Overview
BrowserAct is a browser automation layer built for AI agents that need to use real websites rather than clean demo pages. It gives agents a browser environment for clicking, extracting, filling forms, uploading files, preserving session state, and working through common web blocks.
The product is useful when a coding agent, research agent, sales workflow, or operations bot needs to interact with web apps that do not expose a stable API. BrowserAct positions itself as the browser layer between the agent and the messy web: the agent describes the task, BrowserAct handles browser execution, and the workflow returns structured data for reasoning or export.
BrowserAct fits the AI agent category. It is especially relevant for teams comparing agent browser layers with computer-use products such as Claude Code or agent infrastructure covered in ToolWorthy's MCP beginner guide.
Key Features
- Agent-ready browser execution - Run browsing, clicking, extraction, form filling, upload, and workflow tasks from an agent or CLI workflow.
- Blocked-page handling - BrowserAct markets support for CAPTCHA handling, blocked pages, and human handoff when a page needs intervention.
- Session isolation - Use separate browser profiles, cookies, and account sessions so simultaneous tasks do not interfere with each other.
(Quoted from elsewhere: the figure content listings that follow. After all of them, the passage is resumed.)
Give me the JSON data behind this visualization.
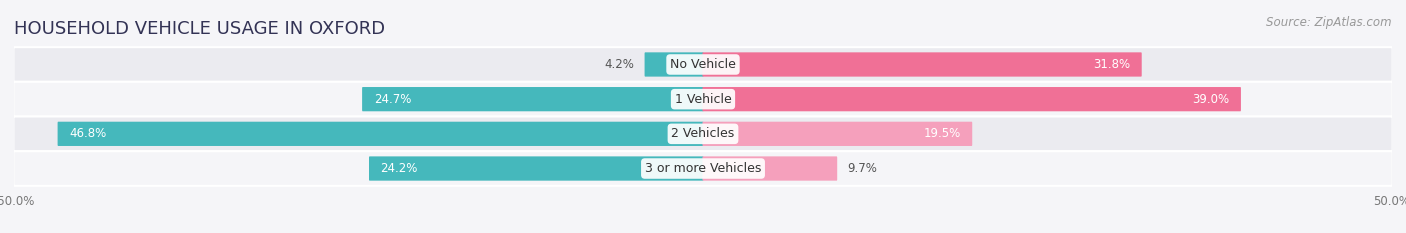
{
  "title": "HOUSEHOLD VEHICLE USAGE IN OXFORD",
  "source": "Source: ZipAtlas.com",
  "categories": [
    "No Vehicle",
    "1 Vehicle",
    "2 Vehicles",
    "3 or more Vehicles"
  ],
  "owner_values": [
    4.2,
    24.7,
    46.8,
    24.2
  ],
  "renter_values": [
    31.8,
    39.0,
    19.5,
    9.7
  ],
  "owner_color": "#45b8bc",
  "renter_colors": [
    "#f07096",
    "#f07096",
    "#f5a0bc",
    "#f5a0bc"
  ],
  "row_bg_color": "#ebebf0",
  "row_alt_bg_color": "#f5f5f8",
  "fig_bg_color": "#f5f5f8",
  "axis_limit": 50.0,
  "title_fontsize": 13,
  "source_fontsize": 8.5,
  "label_fontsize": 9,
  "value_fontsize": 8.5,
  "legend_owner_color": "#45b8bc",
  "legend_renter_color": "#f07096"
}
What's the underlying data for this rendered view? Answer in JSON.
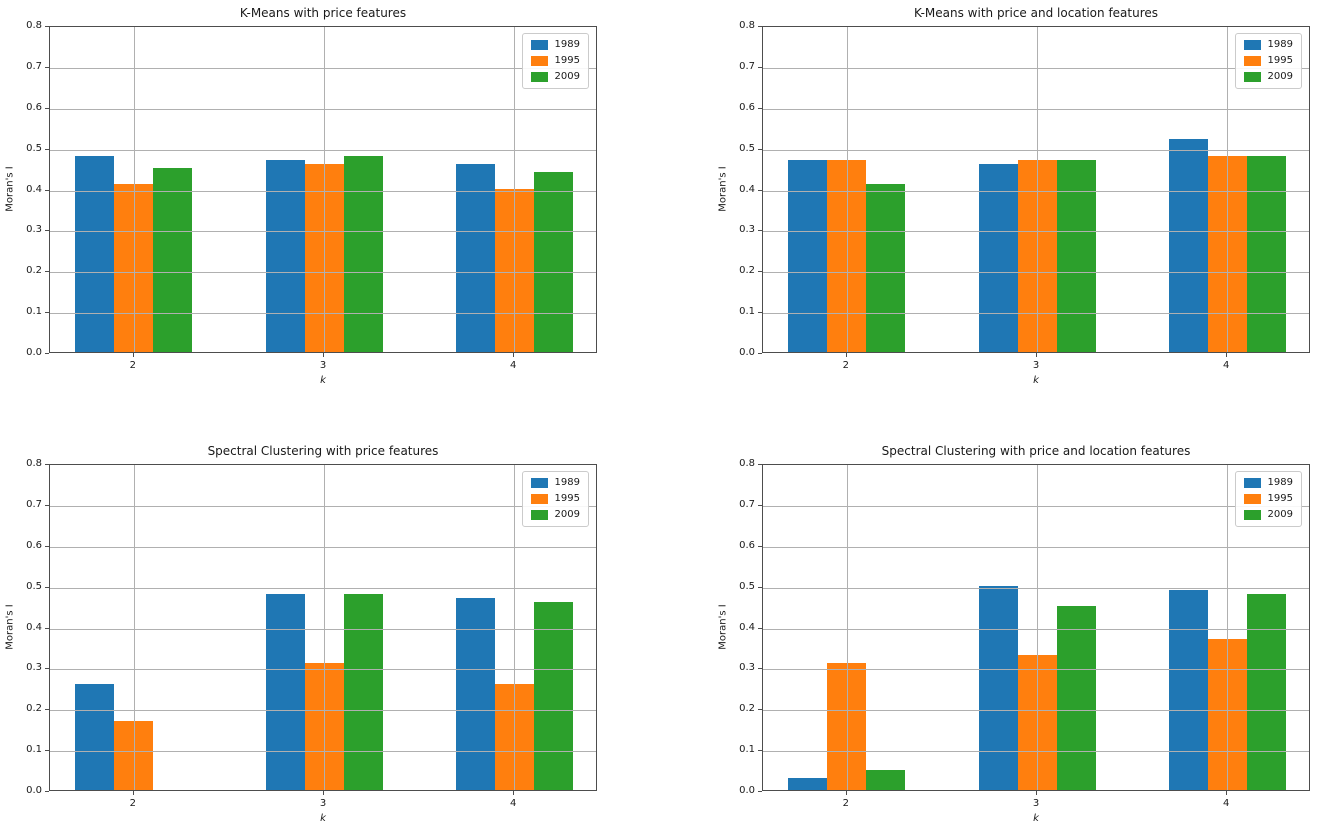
{
  "style": {
    "background": "#ffffff",
    "grid_color": "#b0b0b0",
    "spine_color": "#4d4d4d",
    "text_color": "#1a1a1a"
  },
  "palette": {
    "1989": "#1f77b4",
    "1995": "#ff7f0e",
    "2009": "#2ca02c"
  },
  "chart_data": [
    {
      "type": "bar",
      "title": "K-Means with price features",
      "xlabel": "k",
      "ylabel": "Moran's I",
      "categories": [
        "2",
        "3",
        "4"
      ],
      "series": [
        {
          "name": "1989",
          "color": "#1f77b4",
          "values": [
            0.48,
            0.47,
            0.46
          ]
        },
        {
          "name": "1995",
          "color": "#ff7f0e",
          "values": [
            0.41,
            0.46,
            0.4
          ]
        },
        {
          "name": "2009",
          "color": "#2ca02c",
          "values": [
            0.45,
            0.48,
            0.44
          ]
        }
      ],
      "ylim": [
        0.0,
        0.8
      ],
      "yticks": [
        "0.0",
        "0.1",
        "0.2",
        "0.3",
        "0.4",
        "0.5",
        "0.6",
        "0.7",
        "0.8"
      ],
      "grid": true,
      "legend_position": "upper right"
    },
    {
      "type": "bar",
      "title": "K-Means with price and location features",
      "xlabel": "k",
      "ylabel": "Moran's I",
      "categories": [
        "2",
        "3",
        "4"
      ],
      "series": [
        {
          "name": "1989",
          "color": "#1f77b4",
          "values": [
            0.47,
            0.46,
            0.52
          ]
        },
        {
          "name": "1995",
          "color": "#ff7f0e",
          "values": [
            0.47,
            0.47,
            0.48
          ]
        },
        {
          "name": "2009",
          "color": "#2ca02c",
          "values": [
            0.41,
            0.47,
            0.48
          ]
        }
      ],
      "ylim": [
        0.0,
        0.8
      ],
      "yticks": [
        "0.0",
        "0.1",
        "0.2",
        "0.3",
        "0.4",
        "0.5",
        "0.6",
        "0.7",
        "0.8"
      ],
      "grid": true,
      "legend_position": "upper right"
    },
    {
      "type": "bar",
      "title": "Spectral Clustering with price features",
      "xlabel": "k",
      "ylabel": "Moran's I",
      "categories": [
        "2",
        "3",
        "4"
      ],
      "series": [
        {
          "name": "1989",
          "color": "#1f77b4",
          "values": [
            0.26,
            0.48,
            0.47
          ]
        },
        {
          "name": "1995",
          "color": "#ff7f0e",
          "values": [
            0.17,
            0.31,
            0.26
          ]
        },
        {
          "name": "2009",
          "color": "#2ca02c",
          "values": [
            0.0,
            0.48,
            0.46
          ]
        }
      ],
      "ylim": [
        0.0,
        0.8
      ],
      "yticks": [
        "0.0",
        "0.1",
        "0.2",
        "0.3",
        "0.4",
        "0.5",
        "0.6",
        "0.7",
        "0.8"
      ],
      "grid": true,
      "legend_position": "upper right"
    },
    {
      "type": "bar",
      "title": "Spectral Clustering with price and location features",
      "xlabel": "k",
      "ylabel": "Moran's I",
      "categories": [
        "2",
        "3",
        "4"
      ],
      "series": [
        {
          "name": "1989",
          "color": "#1f77b4",
          "values": [
            0.03,
            0.5,
            0.49
          ]
        },
        {
          "name": "1995",
          "color": "#ff7f0e",
          "values": [
            0.31,
            0.33,
            0.37
          ]
        },
        {
          "name": "2009",
          "color": "#2ca02c",
          "values": [
            0.05,
            0.45,
            0.48
          ]
        }
      ],
      "ylim": [
        0.0,
        0.8
      ],
      "yticks": [
        "0.0",
        "0.1",
        "0.2",
        "0.3",
        "0.4",
        "0.5",
        "0.6",
        "0.7",
        "0.8"
      ],
      "grid": true,
      "legend_position": "upper right"
    }
  ]
}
- Proxy infrastructure - Use dynamic or static proxies from the same credit pool for country targeting, account management, and blocked-site workflows.
- Workflow steps - Pay for AI-powered workflow execution steps when automations need remote scheduling, proxy support, and verification handling.
- Developer entry points - The site links to documentation, a Skill Forge product area, GitHub skills, and a Product Hunt launch page for evaluation.
How to Get Started
Start with the free trial or the no-registration local browser path shown on the homepage. Pick a workflow where a normal agent usually breaks, such as scraping a dynamic catalog, filling a logged-in form, or exporting structured data from a web app. For production use, separate accounts and browser profiles by customer or workflow so cookies and session state remain isolated.
Developers building agent workflows should also define when BrowserAct can proceed automatically and when it must request a human handoff. That boundary matters more than raw browser automation speed when the workflow touches accounts, payments, or private data.
Pricing & Plans
BrowserAct offers a free trial and paid monthly plans. The public pricing page lists both subscription credits and infrastructure services that spend from the same credit pool.
| Plan or service | Public pricing |
|---|---|
| Free Trial | $0/month, 100 daily credits, community support, 5 free local browsers |
| Basic | $13/month billed yearly, 10,000 monthly credits, 10 simultaneous tasks, unlimited MCP servers |
| Essential | $56/month billed yearly, 50,000 monthly credits, 20 simultaneous tasks |
| Advanced | $96/month billed yearly, 100,000 monthly credits, 40 simultaneous tasks |
| Fingerprint Browser | First 5 profiles free |
| Dynamic Proxy | 5,000 credits per GB, advertised as low as $3.20 per GB |
| Workflow Step | 5 credits per step, advertised as low as $0.0032 per step |
| Cloud Browser | Listed as coming soon with pricing to be determined |
The lowest published paid subscription is Basic at $13/month when billed yearly. Teams should estimate credit usage before relying on BrowserAct for large-scale scraping or background automations.
Best For
- AI agents that need to browse logged-in or dynamic websites
- Teams replacing brittle scraper scripts with browser workflows
- Researchers and operators exporting structured web data
- Product teams adding web execution to internal AI copilots
- Developers who need session-isolated browser profiles for repeatable tasks
FAQ
What does BrowserAct do?
BrowserAct gives AI agents a browser layer for real websites, including browsing, clicking, extraction, form filling, uploads, sessions, blocked-page handling, and workflow execution.
Is BrowserAct free?
It has a free trial with daily credits and local browser allowances. The lowest listed paid plan is Basic at $13/month when billed yearly.
Does BrowserAct include proxies?
Yes. The pricing page lists dynamic and static proxy services that spend from the existing credit pool.
Can BrowserAct solve CAPTCHA automatically?
The official site describes CAPTCHA and blocked-page handling, but teams should validate this on their own target sites because detection and challenge behavior varies.
Who should use BrowserAct?
It is best for developers and operations teams whose agents need to interact with websites that do not offer stable APIs.